The size of your nonprofit may dictate what type of recordkeeping systems you employ, but all organizations need to keep all documentation that supports their claims. Another reason for good record keeping is to substantiate revenues, expenses, and deductions for Unrelated Business Income Tax purposes. A 501c3 nonprofit organization must appropriately track the revenues and expenses subject to UBIT so that it can prepare its UBIT return on Form 990-T, Exempt Organization Income Tax Return. Records will include statements, canceled checks, cash register receipts, credit card sales slips, invoices, and petty cash slips. You will need to keep different kinds of records related to your nonprofits activities and organization.

  • Case histories should include names, addresses, purposes of grants, how the individual was chosen, and the relationship (if any) the individual has with any member, officer, trustee, or donor of the organization.
  • The retention period for financial records varies depending on the type of document and legal requirements.
  • You are advised to seek legal counsel regarding your own document retention policies.
  • The first tax return decides the method that the organization will use to calculate its financial health.
  • It also helps organizations save storage and operating expenses when dealing with large amounts of printed or digital files.

Board minutes are the written record of the actions and decisions taken at a board meeting. Once written and approved by the board, the minutes are accepted as a true representation of the meeting they record and can be used as legal evidence. Now that organizations are back in the office, planning events, and working in their communities again, it’s an excellent time to review their strategy for keeping and destroying paper or electronic files. Tampa, Florida based Electronic Document Management Solution Provider specializing in document management, business process automation and records management. The content of these articles are accurate as of the date noted below each article.
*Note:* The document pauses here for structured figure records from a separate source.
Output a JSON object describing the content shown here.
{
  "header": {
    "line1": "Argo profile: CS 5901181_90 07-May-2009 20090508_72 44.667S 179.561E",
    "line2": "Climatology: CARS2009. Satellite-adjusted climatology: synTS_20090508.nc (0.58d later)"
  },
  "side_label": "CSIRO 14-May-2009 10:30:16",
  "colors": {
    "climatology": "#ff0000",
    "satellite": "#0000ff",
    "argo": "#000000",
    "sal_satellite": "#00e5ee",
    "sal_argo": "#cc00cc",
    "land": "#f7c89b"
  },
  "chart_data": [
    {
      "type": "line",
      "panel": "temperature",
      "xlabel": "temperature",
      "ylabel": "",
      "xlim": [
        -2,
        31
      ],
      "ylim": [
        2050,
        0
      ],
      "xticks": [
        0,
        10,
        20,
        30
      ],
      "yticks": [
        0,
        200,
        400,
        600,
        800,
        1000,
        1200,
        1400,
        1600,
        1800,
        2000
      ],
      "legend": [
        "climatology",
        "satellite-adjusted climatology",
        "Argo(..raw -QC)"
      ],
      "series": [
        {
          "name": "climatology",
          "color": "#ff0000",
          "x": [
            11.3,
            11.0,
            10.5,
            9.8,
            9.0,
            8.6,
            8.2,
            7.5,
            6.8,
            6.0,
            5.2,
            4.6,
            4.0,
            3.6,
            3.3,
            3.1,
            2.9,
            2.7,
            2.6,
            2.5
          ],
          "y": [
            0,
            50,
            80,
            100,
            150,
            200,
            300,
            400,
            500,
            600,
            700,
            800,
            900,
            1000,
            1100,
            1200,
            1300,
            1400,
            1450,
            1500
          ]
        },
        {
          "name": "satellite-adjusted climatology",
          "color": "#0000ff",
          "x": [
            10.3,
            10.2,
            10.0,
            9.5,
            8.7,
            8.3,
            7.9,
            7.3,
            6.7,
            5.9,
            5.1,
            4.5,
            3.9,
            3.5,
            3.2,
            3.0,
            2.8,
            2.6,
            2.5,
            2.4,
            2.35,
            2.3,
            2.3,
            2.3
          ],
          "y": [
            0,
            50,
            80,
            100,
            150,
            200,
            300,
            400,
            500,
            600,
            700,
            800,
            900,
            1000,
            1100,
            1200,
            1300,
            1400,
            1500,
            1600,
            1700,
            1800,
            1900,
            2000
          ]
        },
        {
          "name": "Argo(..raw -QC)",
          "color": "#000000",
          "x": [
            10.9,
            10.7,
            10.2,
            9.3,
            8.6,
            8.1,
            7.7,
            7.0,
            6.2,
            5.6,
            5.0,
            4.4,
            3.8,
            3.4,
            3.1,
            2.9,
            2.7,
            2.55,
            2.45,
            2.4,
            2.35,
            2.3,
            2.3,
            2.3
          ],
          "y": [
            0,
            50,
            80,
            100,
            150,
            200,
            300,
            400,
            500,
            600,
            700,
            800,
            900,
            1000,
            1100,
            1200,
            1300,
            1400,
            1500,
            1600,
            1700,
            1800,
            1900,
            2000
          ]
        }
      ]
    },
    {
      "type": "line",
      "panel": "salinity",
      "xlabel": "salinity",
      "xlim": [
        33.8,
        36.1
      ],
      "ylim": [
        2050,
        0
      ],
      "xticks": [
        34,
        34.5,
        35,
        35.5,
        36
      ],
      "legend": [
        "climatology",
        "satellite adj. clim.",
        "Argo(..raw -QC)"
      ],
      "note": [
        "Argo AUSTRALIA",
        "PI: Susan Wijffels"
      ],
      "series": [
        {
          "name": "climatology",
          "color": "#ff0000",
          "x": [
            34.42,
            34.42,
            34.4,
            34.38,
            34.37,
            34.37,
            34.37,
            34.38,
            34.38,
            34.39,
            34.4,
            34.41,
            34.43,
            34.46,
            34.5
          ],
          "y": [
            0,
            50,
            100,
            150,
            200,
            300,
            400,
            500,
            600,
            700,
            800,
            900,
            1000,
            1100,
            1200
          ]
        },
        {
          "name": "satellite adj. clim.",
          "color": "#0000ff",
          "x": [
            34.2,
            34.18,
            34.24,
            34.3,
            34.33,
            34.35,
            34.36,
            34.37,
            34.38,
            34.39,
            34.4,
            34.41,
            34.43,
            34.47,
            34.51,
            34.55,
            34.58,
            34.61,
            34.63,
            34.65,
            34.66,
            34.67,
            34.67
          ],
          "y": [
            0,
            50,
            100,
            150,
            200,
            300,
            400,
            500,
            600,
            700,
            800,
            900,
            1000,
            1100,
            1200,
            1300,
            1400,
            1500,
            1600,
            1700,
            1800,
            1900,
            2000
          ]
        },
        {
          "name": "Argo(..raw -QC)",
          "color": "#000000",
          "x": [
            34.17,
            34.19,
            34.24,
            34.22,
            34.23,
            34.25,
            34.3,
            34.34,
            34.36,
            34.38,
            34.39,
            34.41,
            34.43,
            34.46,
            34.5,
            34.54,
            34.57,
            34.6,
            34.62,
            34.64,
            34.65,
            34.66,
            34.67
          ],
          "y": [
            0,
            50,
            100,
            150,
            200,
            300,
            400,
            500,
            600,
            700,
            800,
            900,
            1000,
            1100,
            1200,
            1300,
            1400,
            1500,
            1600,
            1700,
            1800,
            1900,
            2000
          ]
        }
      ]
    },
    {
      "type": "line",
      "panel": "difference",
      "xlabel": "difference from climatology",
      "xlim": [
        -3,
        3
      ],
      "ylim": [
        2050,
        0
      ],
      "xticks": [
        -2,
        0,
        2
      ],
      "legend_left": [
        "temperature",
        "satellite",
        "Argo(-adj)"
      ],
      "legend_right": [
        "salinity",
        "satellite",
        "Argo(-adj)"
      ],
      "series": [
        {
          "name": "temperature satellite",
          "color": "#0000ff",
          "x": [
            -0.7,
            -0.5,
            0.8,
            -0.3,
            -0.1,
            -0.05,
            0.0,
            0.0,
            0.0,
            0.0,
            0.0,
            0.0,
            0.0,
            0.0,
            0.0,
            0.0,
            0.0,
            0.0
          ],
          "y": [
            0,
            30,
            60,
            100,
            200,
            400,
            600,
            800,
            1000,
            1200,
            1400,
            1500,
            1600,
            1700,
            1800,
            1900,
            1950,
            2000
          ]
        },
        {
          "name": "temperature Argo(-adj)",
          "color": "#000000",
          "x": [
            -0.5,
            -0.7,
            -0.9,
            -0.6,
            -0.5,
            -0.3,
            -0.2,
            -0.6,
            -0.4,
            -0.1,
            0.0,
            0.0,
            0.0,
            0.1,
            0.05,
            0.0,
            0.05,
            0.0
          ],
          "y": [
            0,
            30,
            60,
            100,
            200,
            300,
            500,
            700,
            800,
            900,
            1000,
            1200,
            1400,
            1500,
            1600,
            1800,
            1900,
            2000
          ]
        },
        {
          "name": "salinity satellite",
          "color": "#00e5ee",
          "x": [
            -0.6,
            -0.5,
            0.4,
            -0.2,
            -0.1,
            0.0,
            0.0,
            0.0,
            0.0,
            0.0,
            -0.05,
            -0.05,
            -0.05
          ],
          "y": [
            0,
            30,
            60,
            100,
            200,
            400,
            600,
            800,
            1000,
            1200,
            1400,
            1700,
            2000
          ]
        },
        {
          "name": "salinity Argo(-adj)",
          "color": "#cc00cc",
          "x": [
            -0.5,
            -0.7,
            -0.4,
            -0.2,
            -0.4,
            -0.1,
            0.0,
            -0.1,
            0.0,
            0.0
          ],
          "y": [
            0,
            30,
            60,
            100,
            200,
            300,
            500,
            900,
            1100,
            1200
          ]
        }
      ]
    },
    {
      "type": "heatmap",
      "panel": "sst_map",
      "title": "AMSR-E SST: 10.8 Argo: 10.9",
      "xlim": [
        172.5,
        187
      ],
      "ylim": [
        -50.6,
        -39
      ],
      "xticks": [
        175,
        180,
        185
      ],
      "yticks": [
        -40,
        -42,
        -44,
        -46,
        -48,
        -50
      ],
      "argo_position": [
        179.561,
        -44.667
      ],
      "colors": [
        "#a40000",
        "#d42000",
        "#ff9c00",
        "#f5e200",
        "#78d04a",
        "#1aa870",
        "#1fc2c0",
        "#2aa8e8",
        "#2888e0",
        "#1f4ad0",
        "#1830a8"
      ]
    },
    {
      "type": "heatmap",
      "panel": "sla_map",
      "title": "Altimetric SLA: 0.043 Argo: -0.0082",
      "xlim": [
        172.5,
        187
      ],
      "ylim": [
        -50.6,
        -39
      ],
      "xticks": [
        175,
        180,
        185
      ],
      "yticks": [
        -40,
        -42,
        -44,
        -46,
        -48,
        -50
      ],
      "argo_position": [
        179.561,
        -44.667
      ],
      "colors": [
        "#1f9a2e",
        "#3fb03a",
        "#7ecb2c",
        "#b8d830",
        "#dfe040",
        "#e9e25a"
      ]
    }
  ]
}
Document Retention Policies for Nonprofits

For more information, see Schedule E, Schools, on the Form 990 and its accompanying instructions. It is important for organizations to maintain revenue and expense statements and balance sheets to prepare accurate financial statements. These statements can help an organization when working with banks, creditors, contributors, and funding organizations. The Income Tax Act has different requirements for different financial records. If you need to keep a specific financial record and for how long depends on the record and the nonprofit. The Income Tax Act and Ontario’s Corporations Act (OCA) require nonprofits to keep records.

how long to keep financial records for nonprofit

Additionally, sales slips, grant award documentation, applications, and other support documents should be kept despite their lack of immediately apparant relevance. Actual method – using the actual method allows nonprofit organizations to report only the income during the tax year. Expenses, whether they are paid or not, are usually recorded in the year they happened. Your local state association of nonprofits may offer a state-specific sample document retention policy as a member-only resource.

how long to keep financial records for nonprofit

If the nonprofit cannot show through its records that it qualifies for exemption, it could lose its tax-exempt status. The CRA also has more specific requirements on how long and where to keep your records as well as what format to keep them in. This blog post explains how long the Canada Revenue Agency (CRA) expects you to keep your books and records. Permanent files need to be kept for two years following the date of dissolution. Non-permanent files need to be kept for six years starting from the end of the tax year the files relate to.